Rencontre prévu le 09/04/2008

Conférence donnée à Tours par Monsieur François Archambault

Président de MER

La Mémoire est un combat ! Combat contre l’oubli de ces jeunes maquisards enterrés en forêt du Lochois et ailleurs en France et Outre-Mer…. Mais nous devons aussi nous poser une question : « La Résistance est-elle une mémoire d’avenir ? ». Nous souviendrons-nous toujours du courage et du sacrifice de ces maquisards ?

Il me revient le redoutable honneur de tenter de répondre. J’ai pour alibi d’être fils et gendre de 4 Résistants, 2 Tourangeaux, 2 Versaillais. Mon père fut Agent « P1 » de la France Libre ; le père de mon épouse fut le chef national du « Service Maquis » de 1943 à 1944, il combattu au Mont-Mouchet. J’ai été élevé à l’ombre du réseau « CND Castille » du Colonel REMY et à celle du mouvement « Libération-Nord » de Christian PINEAU, ainsi que de « Combat » d’Henri FRENAY et de Pierre-Henri TEITGEN. J’ai connu ces hautes personnalités disparues.

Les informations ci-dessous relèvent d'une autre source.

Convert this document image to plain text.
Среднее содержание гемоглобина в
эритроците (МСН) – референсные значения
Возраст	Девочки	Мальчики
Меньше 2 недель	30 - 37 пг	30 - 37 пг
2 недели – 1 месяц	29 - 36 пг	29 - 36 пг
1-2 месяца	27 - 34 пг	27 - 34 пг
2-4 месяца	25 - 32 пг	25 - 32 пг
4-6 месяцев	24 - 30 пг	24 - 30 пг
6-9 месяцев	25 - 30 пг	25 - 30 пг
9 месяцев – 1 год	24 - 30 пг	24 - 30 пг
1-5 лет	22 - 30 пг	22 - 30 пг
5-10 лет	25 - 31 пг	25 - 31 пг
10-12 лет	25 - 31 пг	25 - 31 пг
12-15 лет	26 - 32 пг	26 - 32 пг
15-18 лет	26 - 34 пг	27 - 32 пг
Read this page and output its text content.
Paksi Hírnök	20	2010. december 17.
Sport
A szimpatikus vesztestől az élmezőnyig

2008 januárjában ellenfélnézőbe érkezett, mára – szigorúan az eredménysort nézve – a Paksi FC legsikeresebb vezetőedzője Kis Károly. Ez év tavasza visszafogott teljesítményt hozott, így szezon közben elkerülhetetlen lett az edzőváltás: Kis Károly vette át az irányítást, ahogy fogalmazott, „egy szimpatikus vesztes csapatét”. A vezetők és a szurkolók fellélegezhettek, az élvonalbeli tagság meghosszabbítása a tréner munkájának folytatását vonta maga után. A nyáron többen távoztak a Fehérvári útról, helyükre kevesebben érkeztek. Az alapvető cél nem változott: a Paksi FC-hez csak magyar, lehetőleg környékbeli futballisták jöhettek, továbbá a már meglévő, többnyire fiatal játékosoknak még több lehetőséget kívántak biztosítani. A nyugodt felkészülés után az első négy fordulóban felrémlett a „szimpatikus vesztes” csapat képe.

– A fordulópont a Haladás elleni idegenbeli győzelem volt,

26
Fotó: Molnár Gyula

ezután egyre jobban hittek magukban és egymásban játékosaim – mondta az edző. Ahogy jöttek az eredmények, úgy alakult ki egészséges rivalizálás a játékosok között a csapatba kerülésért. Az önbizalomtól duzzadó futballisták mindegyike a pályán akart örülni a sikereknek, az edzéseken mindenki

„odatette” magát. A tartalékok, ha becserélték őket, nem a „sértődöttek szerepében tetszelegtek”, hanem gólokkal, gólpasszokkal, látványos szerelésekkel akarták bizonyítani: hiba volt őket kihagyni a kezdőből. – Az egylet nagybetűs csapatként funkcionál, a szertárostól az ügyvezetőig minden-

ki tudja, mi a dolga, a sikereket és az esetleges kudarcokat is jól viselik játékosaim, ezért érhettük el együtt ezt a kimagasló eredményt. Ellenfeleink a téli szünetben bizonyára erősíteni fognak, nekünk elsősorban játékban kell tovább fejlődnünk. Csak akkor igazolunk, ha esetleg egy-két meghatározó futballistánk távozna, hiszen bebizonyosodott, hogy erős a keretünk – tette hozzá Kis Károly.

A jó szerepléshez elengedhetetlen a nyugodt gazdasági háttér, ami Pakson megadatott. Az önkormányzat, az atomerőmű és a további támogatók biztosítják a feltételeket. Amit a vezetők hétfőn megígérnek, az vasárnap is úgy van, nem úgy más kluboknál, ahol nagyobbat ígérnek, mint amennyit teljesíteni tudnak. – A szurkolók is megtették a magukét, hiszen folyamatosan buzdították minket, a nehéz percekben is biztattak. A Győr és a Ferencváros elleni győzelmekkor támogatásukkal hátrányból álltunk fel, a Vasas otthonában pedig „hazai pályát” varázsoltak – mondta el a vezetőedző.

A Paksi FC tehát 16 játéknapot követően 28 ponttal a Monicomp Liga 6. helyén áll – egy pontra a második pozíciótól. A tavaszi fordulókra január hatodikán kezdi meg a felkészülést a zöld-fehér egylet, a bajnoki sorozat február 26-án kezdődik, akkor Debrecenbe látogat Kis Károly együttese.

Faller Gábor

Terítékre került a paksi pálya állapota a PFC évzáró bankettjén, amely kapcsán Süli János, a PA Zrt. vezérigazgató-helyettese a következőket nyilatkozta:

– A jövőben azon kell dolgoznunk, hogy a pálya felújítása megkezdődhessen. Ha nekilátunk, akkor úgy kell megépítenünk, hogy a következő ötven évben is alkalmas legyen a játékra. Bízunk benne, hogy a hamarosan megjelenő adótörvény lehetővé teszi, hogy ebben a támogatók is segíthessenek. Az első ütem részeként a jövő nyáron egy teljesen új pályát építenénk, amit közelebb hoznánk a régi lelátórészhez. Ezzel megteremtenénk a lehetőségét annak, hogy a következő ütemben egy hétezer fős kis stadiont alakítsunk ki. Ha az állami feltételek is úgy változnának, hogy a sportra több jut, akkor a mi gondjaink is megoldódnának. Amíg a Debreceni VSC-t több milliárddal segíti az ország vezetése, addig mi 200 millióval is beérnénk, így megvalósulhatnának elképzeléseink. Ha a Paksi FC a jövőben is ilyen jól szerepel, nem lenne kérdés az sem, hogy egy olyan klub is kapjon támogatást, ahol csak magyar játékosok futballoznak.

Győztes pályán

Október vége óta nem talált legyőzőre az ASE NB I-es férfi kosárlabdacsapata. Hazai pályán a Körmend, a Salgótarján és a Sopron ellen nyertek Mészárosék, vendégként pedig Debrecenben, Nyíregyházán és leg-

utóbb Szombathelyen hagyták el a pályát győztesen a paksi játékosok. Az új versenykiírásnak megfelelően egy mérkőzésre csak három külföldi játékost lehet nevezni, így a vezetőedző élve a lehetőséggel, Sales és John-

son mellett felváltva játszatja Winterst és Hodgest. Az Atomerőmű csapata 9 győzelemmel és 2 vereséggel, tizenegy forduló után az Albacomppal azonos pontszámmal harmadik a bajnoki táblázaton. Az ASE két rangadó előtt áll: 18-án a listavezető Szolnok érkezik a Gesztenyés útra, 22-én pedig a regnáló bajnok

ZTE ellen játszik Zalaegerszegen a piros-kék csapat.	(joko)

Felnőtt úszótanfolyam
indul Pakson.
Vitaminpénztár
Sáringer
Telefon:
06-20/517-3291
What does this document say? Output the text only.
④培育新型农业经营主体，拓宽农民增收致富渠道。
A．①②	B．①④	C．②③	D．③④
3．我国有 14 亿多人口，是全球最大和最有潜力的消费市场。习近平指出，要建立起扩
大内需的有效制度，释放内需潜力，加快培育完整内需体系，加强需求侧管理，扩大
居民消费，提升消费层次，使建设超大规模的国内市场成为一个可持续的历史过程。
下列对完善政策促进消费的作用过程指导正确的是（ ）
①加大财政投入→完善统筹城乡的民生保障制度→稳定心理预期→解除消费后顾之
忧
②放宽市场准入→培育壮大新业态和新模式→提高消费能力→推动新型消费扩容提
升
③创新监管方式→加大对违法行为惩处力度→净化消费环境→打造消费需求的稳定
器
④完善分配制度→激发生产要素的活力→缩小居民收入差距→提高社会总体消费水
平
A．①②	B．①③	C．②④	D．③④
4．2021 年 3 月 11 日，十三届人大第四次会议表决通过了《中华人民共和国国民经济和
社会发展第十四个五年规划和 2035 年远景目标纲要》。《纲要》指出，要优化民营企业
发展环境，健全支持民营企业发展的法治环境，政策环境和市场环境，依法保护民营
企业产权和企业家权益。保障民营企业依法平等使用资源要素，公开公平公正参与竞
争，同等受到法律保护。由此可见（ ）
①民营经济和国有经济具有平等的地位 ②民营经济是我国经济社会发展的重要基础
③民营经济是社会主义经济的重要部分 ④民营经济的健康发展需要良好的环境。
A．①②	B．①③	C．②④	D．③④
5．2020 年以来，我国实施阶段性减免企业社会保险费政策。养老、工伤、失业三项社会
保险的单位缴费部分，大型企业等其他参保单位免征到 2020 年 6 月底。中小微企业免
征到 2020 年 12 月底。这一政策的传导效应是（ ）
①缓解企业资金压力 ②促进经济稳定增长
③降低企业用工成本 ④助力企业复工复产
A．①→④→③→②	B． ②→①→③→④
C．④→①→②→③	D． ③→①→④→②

Notre devoir est de ne pas les oublier, pas plus que les jeunes maquisards.

A ce titre, je préside depuis 1996 l’association nationale « Mémoire et Espoirs de la Résistance », fille aînée de la Fondation de la Résistance qui lui a confié la mission d’établir un pont entre les générations sans aucun préjugé d’opinion. Le premier Président de la Fondation de la Résistance, Jean MATTEOLI vient de mourir il y a un mois. Le Président actuel est Pierre SUDREAU, bien connu dans la Région Centre qu’il a présidée.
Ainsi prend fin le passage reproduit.